[While this may be unfamiliar...] the $ct'$ and $x'$ are Minkowski-perpendicular to each other in all frames.
In the reference frame of the $ct'$-axis, the axes will also appear to be [ordinary-Euclidean]-perpendicular to each other.
Here's how Minkowski describes this...
From Minkowski's "Space and Time"...
We decompose any vector, such as that from O to x, y, z, t into four
components x, y, z, t. If the directions of two vectors are, respectively, that
of a radius vector OR from O to one of the surfaces ∓F = 1, and that of
a tangent RS at the point R on the same surface, the vectors are called
normal to each other. Accordingly,
$$c^2tt_1 − xx_1 − yy_1 − zz_1 = 0$$
is the condition for the vectors with components x, y, z, t and $x_1$, $y_1$, $z_1$, $t_1$ to
be normal to each other.
In other words,
locate the intersection of an observer's 4-velocity with the unit-hyperbola (the Minkowski circle) centered at the tail of the observer's 4-velocity.

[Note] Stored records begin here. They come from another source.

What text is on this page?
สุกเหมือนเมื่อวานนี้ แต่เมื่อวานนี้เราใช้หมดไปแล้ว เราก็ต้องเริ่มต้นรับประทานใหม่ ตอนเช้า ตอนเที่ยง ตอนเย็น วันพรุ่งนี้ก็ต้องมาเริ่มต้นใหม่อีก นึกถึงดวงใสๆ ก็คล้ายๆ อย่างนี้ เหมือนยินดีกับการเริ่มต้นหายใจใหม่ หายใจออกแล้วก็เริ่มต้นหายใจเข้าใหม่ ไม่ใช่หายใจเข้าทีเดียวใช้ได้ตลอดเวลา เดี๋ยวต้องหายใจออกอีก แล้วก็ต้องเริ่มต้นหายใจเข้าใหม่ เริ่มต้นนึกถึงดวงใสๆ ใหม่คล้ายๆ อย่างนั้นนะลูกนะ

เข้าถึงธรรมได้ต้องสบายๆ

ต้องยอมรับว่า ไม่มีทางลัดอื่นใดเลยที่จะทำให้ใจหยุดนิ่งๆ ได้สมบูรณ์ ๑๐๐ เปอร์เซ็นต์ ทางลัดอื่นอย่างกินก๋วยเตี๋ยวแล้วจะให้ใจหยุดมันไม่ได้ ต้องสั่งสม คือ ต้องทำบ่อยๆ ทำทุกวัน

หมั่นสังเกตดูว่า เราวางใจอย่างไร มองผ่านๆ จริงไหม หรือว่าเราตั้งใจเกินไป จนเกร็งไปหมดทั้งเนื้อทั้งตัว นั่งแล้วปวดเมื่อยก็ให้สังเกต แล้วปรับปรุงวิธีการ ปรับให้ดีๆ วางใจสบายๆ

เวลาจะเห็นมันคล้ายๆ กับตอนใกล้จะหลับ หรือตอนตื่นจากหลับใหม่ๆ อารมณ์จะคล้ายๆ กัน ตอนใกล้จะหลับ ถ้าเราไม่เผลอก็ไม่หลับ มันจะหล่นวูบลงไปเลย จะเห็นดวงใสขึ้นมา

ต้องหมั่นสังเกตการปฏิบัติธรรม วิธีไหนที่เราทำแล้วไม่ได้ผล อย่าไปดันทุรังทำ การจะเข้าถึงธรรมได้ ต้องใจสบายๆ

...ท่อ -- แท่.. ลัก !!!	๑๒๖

The tangent line to that hyperbola is Minkowski-perpendicular to that observer's 4-velocity. That observer's x-axis is drawn through the tail of her 4-velocity, parallel to that tangent line.
The "intuition" to have is that
the tangent to the "circle" in that geometry
is
orthogonal to the radius vector.
You can play around with this idea in my visualization [screencaptured below].

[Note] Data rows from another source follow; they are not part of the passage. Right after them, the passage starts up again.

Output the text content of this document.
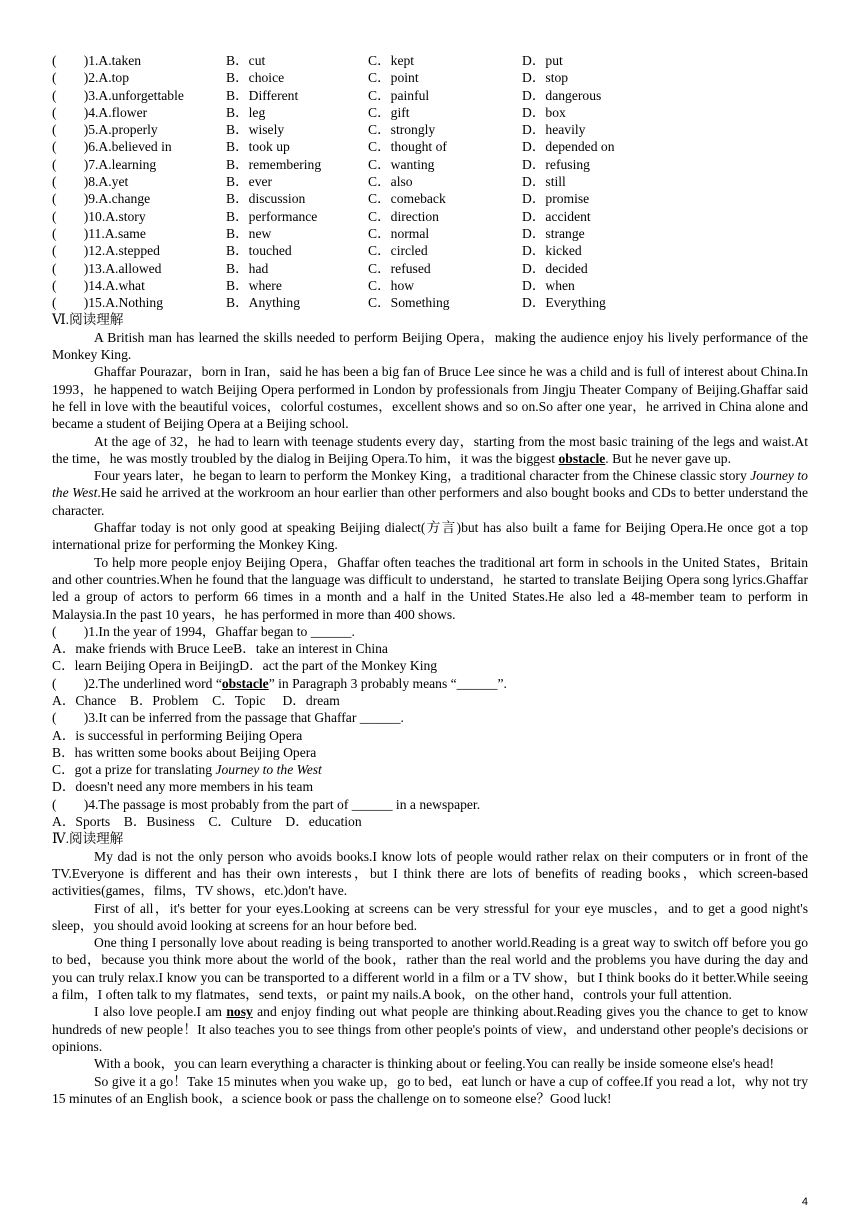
(　　)1.A.taken	B．cut	C．kept	D．put
(　　)2.A.top	B．choice	C．point	D．stop
(　　)3.A.unforgettable	B．Different	C．painful	D．dangerous
(　　)4.A.flower	B．leg	C．gift	D．box
(　　)5.A.properly	B．wisely	C．strongly	D．heavily
(　　)6.A.believed in	B．took up	C．thought of	D．depended on
(　　)7.A.learning	B．remembering	C．wanting	D．refusing
(　　)8.A.yet	B．ever	C．also	D．still
(　　)9.A.change	B．discussion	C．comeback	D．promise
(　　)10.A.story	B．performance	C．direction	D．accident
(　　)11.A.same	B．new	C．normal	D．strange
(　　)12.A.stepped	B．touched	C．circled	D．kicked
(　　)13.A.allowed	B．had	C．refused	D．decided
(　　)14.A.what	B．where	C．how	D．when
(　　)15.A.Nothing	B．Anything	C．Something	D．Everything
Ⅵ.阅读理解

A British man has learned the skills needed to perform Beijing Opera，making the audience enjoy his lively performance of the Monkey King.

Ghaffar Pourazar，born in Iran，said he has been a big fan of Bruce Lee since he was a child and is full of interest about China.In 1993，he happened to watch Beijing Opera performed in London by professionals from Jingju Theater Company of Beijing.Ghaffar said he fell in love with the beautiful voices，colorful costumes，excellent shows and so on.So after one year，he arrived in China alone and became a student of Beijing Opera at a Beijing school.

At the age of 32，he had to learn with teenage students every day，starting from the most basic training of the legs and waist.At the time，he was mostly troubled by the dialog in Beijing Opera.To him，it was the biggest obstacle. But he never gave up.

Four years later，he began to learn to perform the Monkey King，a traditional character from the Chinese classic story Journey to the West.He said he arrived at the workroom an hour earlier than other performers and also bought books and CDs to better understand the character.

Ghaffar today is not only good at speaking Beijing dialect(方言)but has also built a fame for Beijing Opera.He once got a top international prize for performing the Monkey King.

To help more people enjoy Beijing Opera，Ghaffar often teaches the traditional art form in schools in the United States，Britain and other countries.When he found that the language was difficult to understand，he started to translate Beijing Opera song lyrics.Ghaffar led a group of actors to perform 66 times in a month and a half in the United States.He also led a 48-member team to perform in Malaysia.In the past 10 years，he has performed in more than 400 shows.

(　　)1.In the year of 1994，Ghaffar began to ______.
A．make friends with Bruce LeeB．take an interest in China
C．learn Beijing Opera in BeijingD．act the part of the Monkey King
(　　)2.The underlined word “obstacle” in Paragraph 3 probably means “______”.
A．Chance　B．Problem　C．Topic　 D．dream
(　　)3.It can be inferred from the passage that Ghaffar ______.
A．is successful in performing Beijing Opera
B．has written some books about Beijing Opera
C．got a prize for translating Journey to the West
D．doesn't need any more members in his team
(　　)4.The passage is most probably from the part of ______ in a newspaper.
A．Sports　B．Business　C．Culture　D．education
Ⅳ.阅读理解

My dad is not the only person who avoids books.I know lots of people would rather relax on their computers or in front of the TV.Everyone is different and has their own interests，but I think there are lots of benefits of reading books，which screen-based activities(games，films，TV shows，etc.)don't have.

First of all，it's better for your eyes.Looking at screens can be very stressful for your eye muscles，and to get a good night's sleep，you should avoid looking at screens for an hour before bed.

One thing I personally love about reading is being transported to another world.Reading is a great way to switch off before you go to bed，because you think more about the world of the book，rather than the real world and the problems you have during the day and you can truly relax.I know you can be transported to a different world in a film or a TV show，but I think books do it better.While seeing a film，I often talk to my flatmates，send texts，or paint my nails.A book，on the other hand，controls your full attention.

I also love people.I am nosy and enjoy finding out what people are thinking about.Reading gives you the chance to get to know hundreds of new people！It also teaches you to see things from other people's points of view，and understand other people's decisions or opinions.

With a book，you can learn everything a character is thinking about or feeling.You can really be inside someone else's head!

So give it a go！Take 15 minutes when you wake up，go to bed，eat lunch or have a cup of coffee.If you read a lot，why not try 15 minutes of an English book，a science book or pass the challenge on to someone else？Good luck!

4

- The unit-hyperbola (the "Minkowski circle") is in blue.
This figure is unchanged by a Lorentz boost.
- The red dotted line is the observer-worldline.
- The red tangent line is the prototype for "simultaneous events according to
the red-observer".
- The red-observer's x-axis is drawn parallel to that tangent line.
https://www.desmos.com/calculator/r4eij6f9vw
Play around with the E-slider to see the Galilean and Euclidean analogues!